Members of Quintessence are expected to commit and be active, this is a permanent group, and you will be expected to meet tight deadlines, and take an active part in insuring our success. Inability to communicate and meet deadlines, will result in potential kick from the group. All members are expected to take part in the creative process as well, and grow as individuals. It will be mandatory for vocalists to adapt themselves and learn how to sing within various genres. For vocalists, they will need to be comfortable being on camera, majority of our videos and pictures will feature the vocalists, and other staff, themselves. We will also occasionally live stream, and while not mandatory for all members, it is appreciated if you can contribute. Visit our website for memberlist, bios, samples, and more. https://studiocreations.wixsite.com/quintessencemusic

Vocalists: Currently only seeking females, but open to occasionally feature male vocals, though we may accept the right person. Must be able to record themselves on camera, and be comfortable doing so. Must also be able create vocal melodies and harmonies. Seeking a lyric soprano or coluratura soprano, dramatic voice type of any kind, coluratura contralto. Not open to mezzo sopranos, unless you are a dramatic mezzo soprano. Please send mixed AND raw samples, and list your video and audio gear. Links to anything which show your camera quality, or you on camera are also desired, but not mandatory. Please also send us a short intro!

Member Musts

Respectful and helpful to other members.
Acts professional but also approachable and genuine, we want everyone to be able to be themselves.
Upholds a positive attitude and image for both themselves and the group, not just with us, but around others, and all social medias.
Has a can do attitude, and is always willing to jump in and help.
Is able to take constructive criticism and is introspective.
Is able to work with other's creative ideas, but can also contribute their own.
Is a team player.
Is willing to learn and improve, doesn't believe they know all the answers.
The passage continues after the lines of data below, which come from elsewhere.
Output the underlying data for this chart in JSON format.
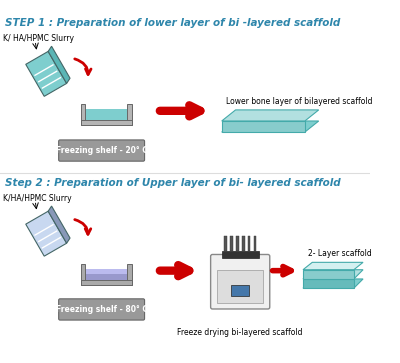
{
  "background_color": "#ffffff",
  "step1": {
    "title": "STEP 1 : Preparation of lower layer of bi -layered scaffold",
    "title_color": "#2e86ab",
    "title_fontsize": 7.5,
    "label_slurry": "K/ HA/HPMC Slurry",
    "label_freezing": "Freezing shelf - 20° C",
    "label_result": "Lower bone layer of bilayered scaffold"
  },
  "step2": {
    "title": "Step 2 : Preparation of Upper layer of bi- layered scaffold",
    "title_color": "#2e86ab",
    "title_fontsize": 7.5,
    "label_slurry": "K/HA/HPMC Slurry",
    "label_freezing": "Freezing shelf - 80° C",
    "label_freeze_dry": "Freeze drying bi-layered scaffold",
    "label_result": "2- Layer scaffold"
  },
  "arrow_color": "#cc0000",
  "teal_light": "#b2e0e0",
  "teal_mid": "#7ecece",
  "teal_top": "#d4f0f0",
  "shelf_color": "#999999",
  "shelf_dark": "#666666"
}
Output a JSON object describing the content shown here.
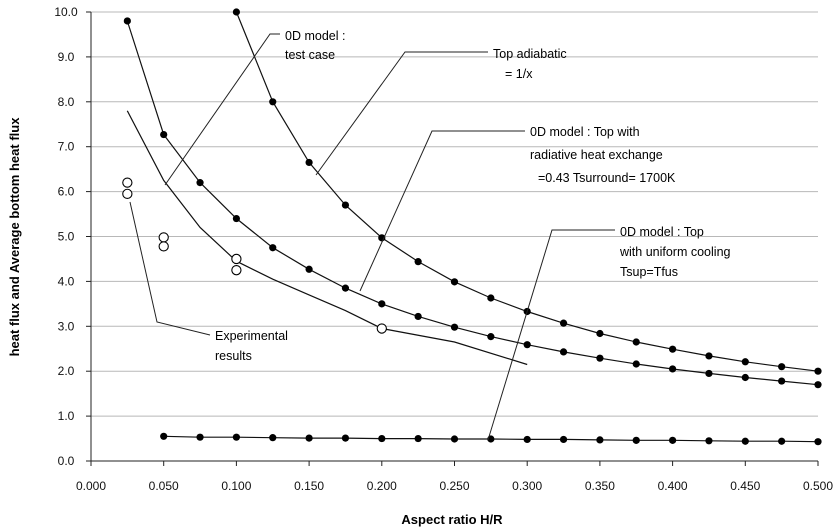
{
  "chart_data": {
    "type": "scatter",
    "xlabel": "Aspect ratio H/R",
    "ylabel": "heat flux  and Average bottom heat flux",
    "xlim": [
      0.0,
      0.5
    ],
    "ylim": [
      0.0,
      10.0
    ],
    "x_ticks": [
      "0.000",
      "0.050",
      "0.100",
      "0.150",
      "0.200",
      "0.250",
      "0.300",
      "0.350",
      "0.400",
      "0.450",
      "0.500"
    ],
    "y_ticks": [
      "0.0",
      "1.0",
      "2.0",
      "3.0",
      "4.0",
      "5.0",
      "6.0",
      "7.0",
      "8.0",
      "9.0",
      "10.0"
    ],
    "grid": "horizontal",
    "series": [
      {
        "marker": "filled-circle",
        "line": true,
        "points": [
          [
            0.1,
            10.0
          ],
          [
            0.125,
            8.0
          ],
          [
            0.15,
            6.65
          ],
          [
            0.175,
            5.7
          ],
          [
            0.2,
            4.97
          ],
          [
            0.225,
            4.44
          ],
          [
            0.25,
            3.99
          ],
          [
            0.275,
            3.63
          ],
          [
            0.3,
            3.33
          ],
          [
            0.325,
            3.07
          ],
          [
            0.35,
            2.84
          ],
          [
            0.375,
            2.65
          ],
          [
            0.4,
            2.49
          ],
          [
            0.425,
            2.34
          ],
          [
            0.45,
            2.21
          ],
          [
            0.475,
            2.1
          ],
          [
            0.5,
            2.0
          ]
        ]
      },
      {
        "marker": "filled-circle",
        "line": true,
        "points": [
          [
            0.025,
            9.8
          ],
          [
            0.05,
            7.27
          ],
          [
            0.075,
            6.2
          ],
          [
            0.1,
            5.4
          ],
          [
            0.125,
            4.75
          ],
          [
            0.15,
            4.27
          ],
          [
            0.175,
            3.85
          ],
          [
            0.2,
            3.5
          ],
          [
            0.225,
            3.22
          ],
          [
            0.25,
            2.98
          ],
          [
            0.275,
            2.77
          ],
          [
            0.3,
            2.59
          ],
          [
            0.325,
            2.43
          ],
          [
            0.35,
            2.29
          ],
          [
            0.375,
            2.16
          ],
          [
            0.4,
            2.05
          ],
          [
            0.425,
            1.95
          ],
          [
            0.45,
            1.86
          ],
          [
            0.475,
            1.78
          ],
          [
            0.5,
            1.7
          ]
        ]
      },
      {
        "marker": "none",
        "line": true,
        "points": [
          [
            0.025,
            7.8
          ],
          [
            0.05,
            6.25
          ],
          [
            0.075,
            5.2
          ],
          [
            0.1,
            4.45
          ],
          [
            0.125,
            4.05
          ],
          [
            0.15,
            3.7
          ],
          [
            0.175,
            3.35
          ],
          [
            0.2,
            2.95
          ],
          [
            0.25,
            2.65
          ],
          [
            0.3,
            2.15
          ]
        ]
      },
      {
        "marker": "filled-circle",
        "line": true,
        "points": [
          [
            0.05,
            0.55
          ],
          [
            0.075,
            0.53
          ],
          [
            0.1,
            0.53
          ],
          [
            0.125,
            0.52
          ],
          [
            0.15,
            0.51
          ],
          [
            0.175,
            0.51
          ],
          [
            0.2,
            0.5
          ],
          [
            0.225,
            0.5
          ],
          [
            0.25,
            0.49
          ],
          [
            0.275,
            0.49
          ],
          [
            0.3,
            0.48
          ],
          [
            0.325,
            0.48
          ],
          [
            0.35,
            0.47
          ],
          [
            0.375,
            0.46
          ],
          [
            0.4,
            0.46
          ],
          [
            0.425,
            0.45
          ],
          [
            0.45,
            0.44
          ],
          [
            0.475,
            0.44
          ],
          [
            0.5,
            0.43
          ]
        ]
      },
      {
        "marker": "open-circle",
        "line": false,
        "points": [
          [
            0.025,
            6.2
          ],
          [
            0.025,
            5.95
          ],
          [
            0.05,
            4.98
          ],
          [
            0.05,
            4.78
          ],
          [
            0.1,
            4.5
          ],
          [
            0.1,
            4.25
          ],
          [
            0.2,
            2.95
          ]
        ]
      }
    ],
    "annotations": [
      {
        "lines": [
          "0D model :",
          "test case"
        ],
        "points_to": [
          0.05,
          6.2
        ]
      },
      {
        "lines": [
          "Top adiabatic",
          "= 1/x"
        ],
        "points_to": [
          0.15,
          6.3
        ]
      },
      {
        "lines": [
          "0D model  : Top  with",
          "radiative heat exchange",
          "=0.43  Tsurround= 1700K"
        ],
        "points_to": [
          0.175,
          3.85
        ]
      },
      {
        "lines": [
          "0D model : Top",
          "with uniform cooling",
          "Tsup=Tfus"
        ],
        "points_to": [
          0.27,
          0.5
        ]
      },
      {
        "lines": [
          "Experimental",
          "results"
        ],
        "points_to": [
          0.025,
          5.95
        ]
      }
    ]
  }
}
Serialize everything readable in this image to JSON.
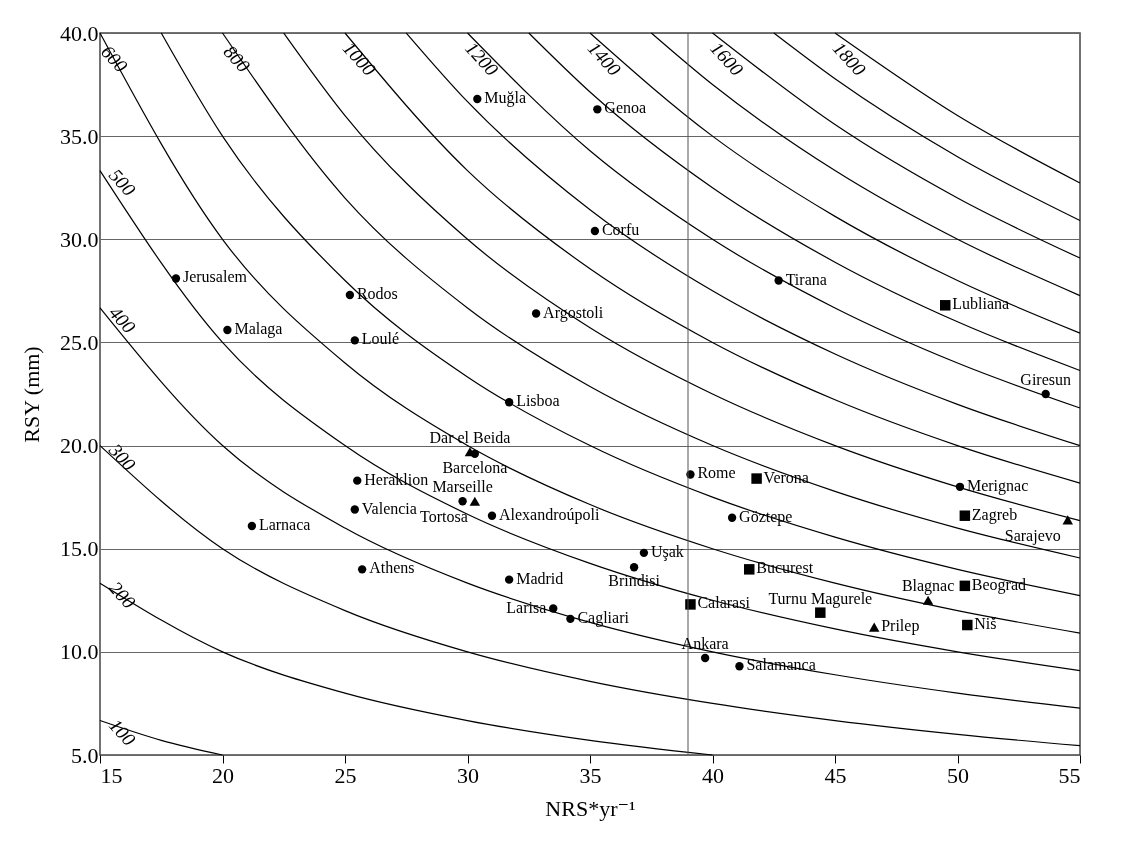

For quick contact and questions message Danielle

*Discord:* Danielle#5039
*Twitter:* ItsRaindeavor​


----------



## Rogerx (Apr 27, 2018)

Dollykiss said:


> [Quintessence is an upcoming music circle, and music group. We will mainly create original songs and content, however we will occasionally do covers. Quintessence will release music that can focus one, multiple, or all of our vocalists. We strive to create music that is deeper that people can relate to, but also that takes us to another world, and revolves around fantasy. Genres we will focus on include pop, folk, classical, orchestral, ambient, new age, r&b, edm, and experimental. We will also do a lot of crossovers within genres. We take inspiration from Wave, Akiko Shikata, Kokia, Kaoling, Sam Smith, Ed Sheeran, Jojo, Epica, and more. We are seeking people that are creative, genuine, like to experiment, and don't like to limit themselves. Many of our original vocal tracks include complex vocal arrangements, and many of our instrumentals are highly emotive. We seek to have our music be both moving and impactful, and masterfully crafted.
> 
> Members of Quintessence are expected to commit and be active, this is a permanent group, and you will be expected to meet tight deadlines, and take an active part in insuring our success. Inability to communicate and meet deadlines, will result in potential kick from the group. All members are expected to take part in the creative process as well, and grow as individuals. It will be mandatory for vocalists to adapt themselves and learn how to sing within various genres. For vocalists, they will need to be comfortable being on camera, majority of our videos and pictures will feature the vocalists, and other staff, themselves. We will also occasionally live stream, and while not mandatory for all members, it is appreciated if you can contribute. Visit our website for memberlist, bios, samples, and more. https://studiocreations.wixsite.com/quintessencemusic
> 
> ...


I made it more readable, perhaps it helps


----------